The car doesn't start in park or neutral. Reverse lights work like normal.

I can hear the relays for the auto start clicking under the dash but the car does not crank at all. Laying under the car and hitting the auto start button I can't hear any sounds coming from the starter at all. Starter itself doesn't look corroded or otherwise damaged.

Doing some research and asking a few people all I'm coming up with is ignition switch/circuit or the NSS. The auto start doesn't work either. Would that not bypass the ignition switch and start the car anyway?

I have the FSM and it was also recommended to me to check for schematics but I can't read these things (I also have no idea what SEO is or how to know whether or not my car has it):

Right now I'm lost. I can follow instructions if I know what I'm looking for but I can't read wiring diagrams. I would like to avoid having to have the car towed to a shop and incur the cost of whatever is wrong. I haven't changed or done anything to the car. I last drove it about 3 weeks ago and I had no problems whatsoever. In that time something has gone awry and I have no idea what could be causing it or how to fix it.

Is it possible the TDM or TCM or whatever it is has taken a **** on me? Is it worth investing in something like this:

NEWROCKIES Inc. Passlock Bypass disables the ENTIRE system.

Or is there anything else it could be?

I found a new starter locally so I bought it because it was the only one left but I don't want to install it until I know for sure mine is bad. The blinking pass key light is what's making me think it's not the starter.

Thanks in advance

1,090 Posts
When I Google Caprice SEO Wikipedia says SEO is Special Equipment Options. They do not use a VATS key. You say you have a VATS key so you should not have a SEO car (ie 9C1 cop car). Check your trunk sticker if the VIN is right on the sticker.

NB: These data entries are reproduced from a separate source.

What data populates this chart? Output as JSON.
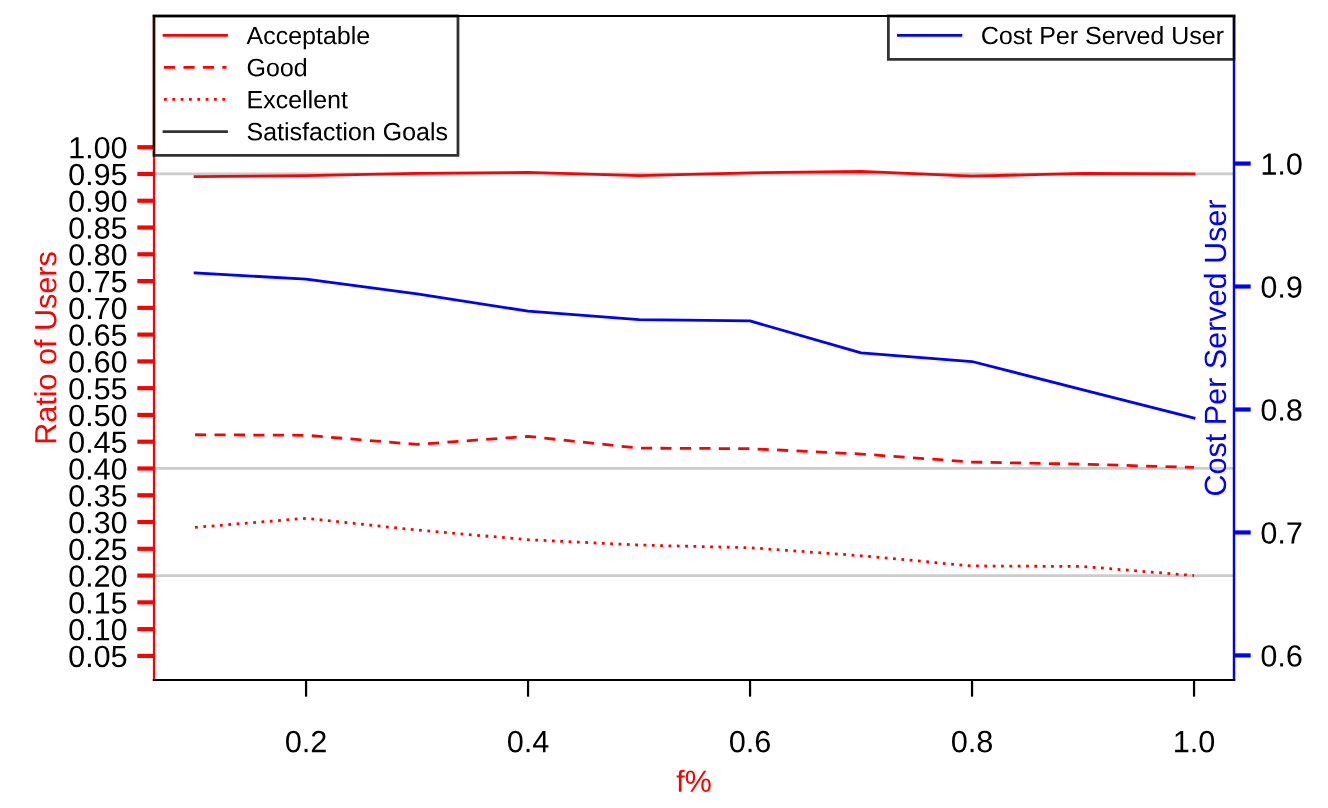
{
  "chart_data": {
    "type": "line",
    "xlabel": "f%",
    "ylabel": "Ratio of Users",
    "y2label": "Cost Per Served User",
    "x": [
      0.1,
      0.2,
      0.3,
      0.4,
      0.5,
      0.6,
      0.7,
      0.8,
      0.9,
      1.0
    ],
    "series": [
      {
        "name": "Acceptable",
        "color": "#ff0000",
        "line_style": "solid",
        "values": [
          0.945,
          0.947,
          0.951,
          0.953,
          0.947,
          0.952,
          0.955,
          0.946,
          0.951,
          0.95
        ]
      },
      {
        "name": "Good",
        "color": "#ff0000",
        "line_style": "dashed",
        "values": [
          0.463,
          0.462,
          0.445,
          0.46,
          0.438,
          0.437,
          0.427,
          0.412,
          0.408,
          0.402
        ]
      },
      {
        "name": "Excellent",
        "color": "#ff0000",
        "line_style": "dotted",
        "values": [
          0.29,
          0.307,
          0.285,
          0.267,
          0.257,
          0.252,
          0.237,
          0.218,
          0.217,
          0.2
        ]
      },
      {
        "name": "Cost Per Served User",
        "color": "#0000ff",
        "line_style": "solid",
        "axis": "y2",
        "values": [
          0.911,
          0.906,
          0.894,
          0.88,
          0.873,
          0.872,
          0.846,
          0.839,
          0.816,
          0.793
        ]
      }
    ],
    "ref_lines": [
      {
        "axis": "y",
        "value": 0.95,
        "label": "Satisfaction Goals",
        "color": "#cccccc"
      },
      {
        "axis": "y",
        "value": 0.4,
        "color": "#cccccc"
      },
      {
        "axis": "y",
        "value": 0.2,
        "color": "#cccccc"
      }
    ],
    "xlim": [
      0.063,
      1.036
    ],
    "xticks": [
      {
        "value": 0.2,
        "label": "0.2"
      },
      {
        "value": 0.4,
        "label": "0.4"
      },
      {
        "value": 0.6,
        "label": "0.6"
      },
      {
        "value": 0.8,
        "label": "0.8"
      },
      {
        "value": 1.0,
        "label": "1.0"
      }
    ],
    "ylim": [
      0.005,
      1.245
    ],
    "yticks": [
      {
        "value": 0.05,
        "label": "0.05"
      },
      {
        "value": 0.1,
        "label": "0.10"
      },
      {
        "value": 0.15,
        "label": "0.15"
      },
      {
        "value": 0.2,
        "label": "0.20"
      },
      {
        "value": 0.25,
        "label": "0.25"
      },
      {
        "value": 0.3,
        "label": "0.30"
      },
      {
        "value": 0.35,
        "label": "0.35"
      },
      {
        "value": 0.4,
        "label": "0.40"
      },
      {
        "value": 0.45,
        "label": "0.45"
      },
      {
        "value": 0.5,
        "label": "0.50"
      },
      {
        "value": 0.55,
        "label": "0.55"
      },
      {
        "value": 0.6,
        "label": "0.60"
      },
      {
        "value": 0.65,
        "label": "0.65"
      },
      {
        "value": 0.7,
        "label": "0.70"
      },
      {
        "value": 0.75,
        "label": "0.75"
      },
      {
        "value": 0.8,
        "label": "0.80"
      },
      {
        "value": 0.85,
        "label": "0.85"
      },
      {
        "value": 0.9,
        "label": "0.90"
      },
      {
        "value": 0.95,
        "label": "0.95"
      },
      {
        "value": 1.0,
        "label": "1.00"
      }
    ],
    "y2lim": [
      0.58,
      1.12
    ],
    "y2ticks": [
      {
        "value": 0.6,
        "label": "0.6"
      },
      {
        "value": 0.7,
        "label": "0.7"
      },
      {
        "value": 0.8,
        "label": "0.8"
      },
      {
        "value": 0.9,
        "label": "0.9"
      },
      {
        "value": 1.0,
        "label": "1.0"
      }
    ],
    "legend": "top left",
    "grid": false,
    "marker": "none"
  }
}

If you get a test light and clean a spot on the engine block you can touch the block and the battery cable stud (big wire) on the starter. You should get a light.(same as if you touch both battery terminals) If there is no light check ALL battery cables. If you get a light on the first test touch the block and push the probe onto some copper that the yellow wire connects to. Do not pierce the wire as this will start corrosion (unplug/disconnect if you have to). Be careful when you try the next bit. Get some one to try starting the car you should get a light when this happens. The remote starter should be tried as well. If the yellow wire will not light the test light you would be wasting your time replacing the starter as you have a wiring problem to fix first.

You say the VATS light is blinking. My 94 service manual says a blinking VATS light requires a lock cylinder and wire harness test. With a remote starter install I can not trouble shoot what might have been done to mess up the wires but if the VATS gets the wrong signal blinking light and no crank is normal.

You can follow the purple/white and white/black wires to a plug on the column. On a stock car you will find a plug that connects the wires (orange?) to the lock cylinder. With a remote start you may find a relay tied into this for the remote starter. You could try unplugging the factory connector between the VATS and the lock cylinder. If the VATS sees no connection it should let the car start. You could also probe the cylinder side with the key in and verify you get key resistance.(connector unplugged only). Unfortunately most installers will put the relay on the VATS side of the plug so you can not do the simple VATS unplug test.

but I can't read wiring diagrams
When you say this I usually recommend that you find a good automotive/electrical shop. Few alarm/stereo shops have guys that can diagnose. They are taught to install quickly. The wrong place will cost you a lot and make more problems. A good tech would have you going in a hour unless the starter needs replacing.